As the Yale Center for British Art remains under renovation, a Tuesday meeting between two renowned Yale faculty members gave new insight into the building’s initial construction.

Jules Prown, professor emeritus of history of art and the YCBA’s first director, discussed a new book titled “Louis I. Kahn in Conversation: Interviews with John W. Cook and Heinrich Klotz, 1969–70,” which he co-edited with YCBA information analyst Karen Denavit. The conversation took place in Rudolph Hall and featured Prown alongside Alexander Purves, professor emeritus at the School of Architecture. Prown had hired Kahn to design the structure of the YCBA, and during the meeting, he discussed their relationship as well as the evolution and design of the YCBA’s building.

“The interviews happened right when Kahn received his commission for the YCBA, and they show us his initial thoughts,” Prown said. “They also give insight into his architectural thinking on what was his last building.”

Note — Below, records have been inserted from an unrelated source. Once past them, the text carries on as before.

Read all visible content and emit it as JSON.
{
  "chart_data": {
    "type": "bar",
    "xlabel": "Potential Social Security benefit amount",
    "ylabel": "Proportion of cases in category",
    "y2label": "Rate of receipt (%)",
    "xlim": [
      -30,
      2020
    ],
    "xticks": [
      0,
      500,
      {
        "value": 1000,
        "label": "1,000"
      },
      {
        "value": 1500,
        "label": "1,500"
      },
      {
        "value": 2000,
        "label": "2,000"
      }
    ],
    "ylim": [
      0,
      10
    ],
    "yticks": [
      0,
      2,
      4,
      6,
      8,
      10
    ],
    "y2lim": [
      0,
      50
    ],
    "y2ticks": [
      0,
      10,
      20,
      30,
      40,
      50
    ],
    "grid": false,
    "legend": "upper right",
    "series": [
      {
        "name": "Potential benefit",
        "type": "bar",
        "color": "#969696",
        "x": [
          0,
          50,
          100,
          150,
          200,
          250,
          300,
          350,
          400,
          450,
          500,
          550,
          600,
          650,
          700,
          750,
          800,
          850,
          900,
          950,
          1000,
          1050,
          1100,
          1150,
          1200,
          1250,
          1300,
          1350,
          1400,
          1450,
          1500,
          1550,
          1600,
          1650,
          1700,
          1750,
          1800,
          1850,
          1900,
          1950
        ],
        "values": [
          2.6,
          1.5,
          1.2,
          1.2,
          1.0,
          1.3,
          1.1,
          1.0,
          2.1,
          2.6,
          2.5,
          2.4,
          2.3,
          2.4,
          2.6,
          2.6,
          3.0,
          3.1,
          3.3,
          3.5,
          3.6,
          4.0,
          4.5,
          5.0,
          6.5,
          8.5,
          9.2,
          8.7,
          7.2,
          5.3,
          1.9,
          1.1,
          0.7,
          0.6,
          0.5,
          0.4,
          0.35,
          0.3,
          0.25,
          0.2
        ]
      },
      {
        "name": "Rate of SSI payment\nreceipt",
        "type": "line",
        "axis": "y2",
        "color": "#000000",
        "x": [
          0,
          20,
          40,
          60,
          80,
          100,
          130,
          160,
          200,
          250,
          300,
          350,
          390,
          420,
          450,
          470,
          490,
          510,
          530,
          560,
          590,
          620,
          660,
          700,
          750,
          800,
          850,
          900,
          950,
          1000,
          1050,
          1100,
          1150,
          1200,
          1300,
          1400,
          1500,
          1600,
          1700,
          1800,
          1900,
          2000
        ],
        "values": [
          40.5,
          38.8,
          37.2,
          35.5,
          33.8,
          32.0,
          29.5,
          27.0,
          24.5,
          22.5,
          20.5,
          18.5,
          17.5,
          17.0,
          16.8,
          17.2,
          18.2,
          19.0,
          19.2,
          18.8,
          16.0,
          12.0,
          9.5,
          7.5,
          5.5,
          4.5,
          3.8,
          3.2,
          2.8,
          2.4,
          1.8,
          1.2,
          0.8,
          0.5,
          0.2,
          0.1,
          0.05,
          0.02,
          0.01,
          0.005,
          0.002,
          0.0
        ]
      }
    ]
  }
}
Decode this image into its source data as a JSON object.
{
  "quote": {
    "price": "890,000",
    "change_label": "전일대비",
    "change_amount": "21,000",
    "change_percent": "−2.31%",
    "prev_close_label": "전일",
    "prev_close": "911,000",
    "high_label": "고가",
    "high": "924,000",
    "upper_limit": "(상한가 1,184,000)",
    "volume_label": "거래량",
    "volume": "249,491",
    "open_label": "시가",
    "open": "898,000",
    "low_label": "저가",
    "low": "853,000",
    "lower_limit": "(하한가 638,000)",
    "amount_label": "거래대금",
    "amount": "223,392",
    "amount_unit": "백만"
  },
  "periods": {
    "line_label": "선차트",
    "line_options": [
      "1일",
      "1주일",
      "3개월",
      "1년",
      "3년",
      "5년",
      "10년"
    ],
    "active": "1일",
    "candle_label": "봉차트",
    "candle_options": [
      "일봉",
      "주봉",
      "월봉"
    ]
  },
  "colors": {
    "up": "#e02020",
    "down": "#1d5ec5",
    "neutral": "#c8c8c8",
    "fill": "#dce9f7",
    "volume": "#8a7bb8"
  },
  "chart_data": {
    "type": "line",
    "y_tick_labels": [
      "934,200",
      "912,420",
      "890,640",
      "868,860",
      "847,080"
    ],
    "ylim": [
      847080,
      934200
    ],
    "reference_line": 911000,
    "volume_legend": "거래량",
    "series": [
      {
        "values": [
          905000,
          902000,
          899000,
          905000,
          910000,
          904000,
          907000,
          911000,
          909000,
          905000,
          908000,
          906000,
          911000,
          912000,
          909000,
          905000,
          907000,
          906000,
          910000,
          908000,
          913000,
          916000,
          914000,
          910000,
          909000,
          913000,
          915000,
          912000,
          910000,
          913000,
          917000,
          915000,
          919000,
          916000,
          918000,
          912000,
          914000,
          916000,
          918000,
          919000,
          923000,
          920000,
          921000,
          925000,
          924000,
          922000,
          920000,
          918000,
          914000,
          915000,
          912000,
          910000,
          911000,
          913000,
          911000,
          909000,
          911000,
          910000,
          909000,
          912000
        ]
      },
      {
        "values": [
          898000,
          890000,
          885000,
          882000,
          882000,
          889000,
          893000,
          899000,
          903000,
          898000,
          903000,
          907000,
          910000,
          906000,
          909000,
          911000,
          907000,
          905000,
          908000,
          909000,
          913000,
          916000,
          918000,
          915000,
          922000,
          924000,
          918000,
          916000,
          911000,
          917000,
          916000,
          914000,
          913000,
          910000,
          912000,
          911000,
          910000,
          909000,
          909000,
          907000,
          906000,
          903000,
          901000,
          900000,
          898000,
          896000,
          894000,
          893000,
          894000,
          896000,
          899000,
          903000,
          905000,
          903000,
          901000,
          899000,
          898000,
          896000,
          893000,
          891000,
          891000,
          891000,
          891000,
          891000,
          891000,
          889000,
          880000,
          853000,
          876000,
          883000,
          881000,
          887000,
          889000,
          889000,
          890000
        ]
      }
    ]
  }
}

YCBA Director Amy Meyers said the interviews included in the book provide direct insight into Kahn’s philosophy at the time of the YCBA’s construction.

The book is composed of a series of interviews of Kahn conducted by German architectural historian Heinrich Klotz, then a visiting professor at Yale, and John Cook, who was teaching architecture at the Yale Divinity School. The book provides an edited version of these interviews, some of which were previously published in a 1973 book entitled “Conversations With Architects.”

The interviews, recorded on tapes that are currently held in Manuscripts & Archives, were re-transcribed and condensed for the book. The book also features an introduction by Prown, insight into Kahn’s own architectural philosophy and a multitude of plans, drawings and photographs.

“People would always ask me questions about the building,” Prown said. “I figured it would be a good contribution to history and the history of modern architecture to have those tapes transcribed and edited.”

Yesterday’s discussion was preceded by introductions from Meyers, Dean of the Yale School of Architecture Robert Stern and Yale School of Architecture associate professor Eeva-Liisa Pelkonen. They spoke about Kahn’s tenure at Yale and the ways in which his experiences here influenced his artistic development.

According to Stern, Kahn holds a special place in the University’s Architecture Department, as he was hired amid a larger departmental effort to modernize its curriculum.

The discussion focused largely on Kahn’s novel approach to designing the center. Prown said that in spite of Kahn’s practical nature, he often employed unconventional practices in his work. Specifically, Prown noted that Kahn would deliberately submit preliminary models that lacked detail in their design in order to not create false expectations of exactly what the end products would look like.

Prown also spoke at length about the novelty of the center’s architecture when it was built. While most museums at the time used artificial illumination and were designed to maximize the amount of open space in their galleries, Prown was insistent on employing natural light sources and compartmentalizing the space into rooms.

Several audience members interviewed found the conversation to be enlightening and noted Prown’s ability to make the subject matter easy to understand.

Connecticut-based architect Michael Ayles said he enjoyed hearing the details of construction as well as how the project came to be. He added that he thought the discussion was suited to a wide range of audiences because it involved little technical terminology.

Bimal Mendis ’98 ARC ’02, the director of undergraduate studies in architecture, said the discussion of Kahn was particularly meaningful to him, as it brought to light the person behind a collection of otherwise enigmatic statements. Mendis described the conversation as an inside look at what goes into the architectural design process.

Anjali Pala, the book’s designer, said she enjoyed hearing Kahn’s own voice in the tape recordings that were played at yesterday’s event, which she had never heard before.

Kahn passed away in 1974, three years before the YCBA first opened to the public.

Correction: April 8

A previous version of this article misidentified Robert Stern, dean of the Yale School of Architecture, as Robert Storr, dean of the Yale School of Art. It also misspelled the name of YCBA information analyst Karen Denavit.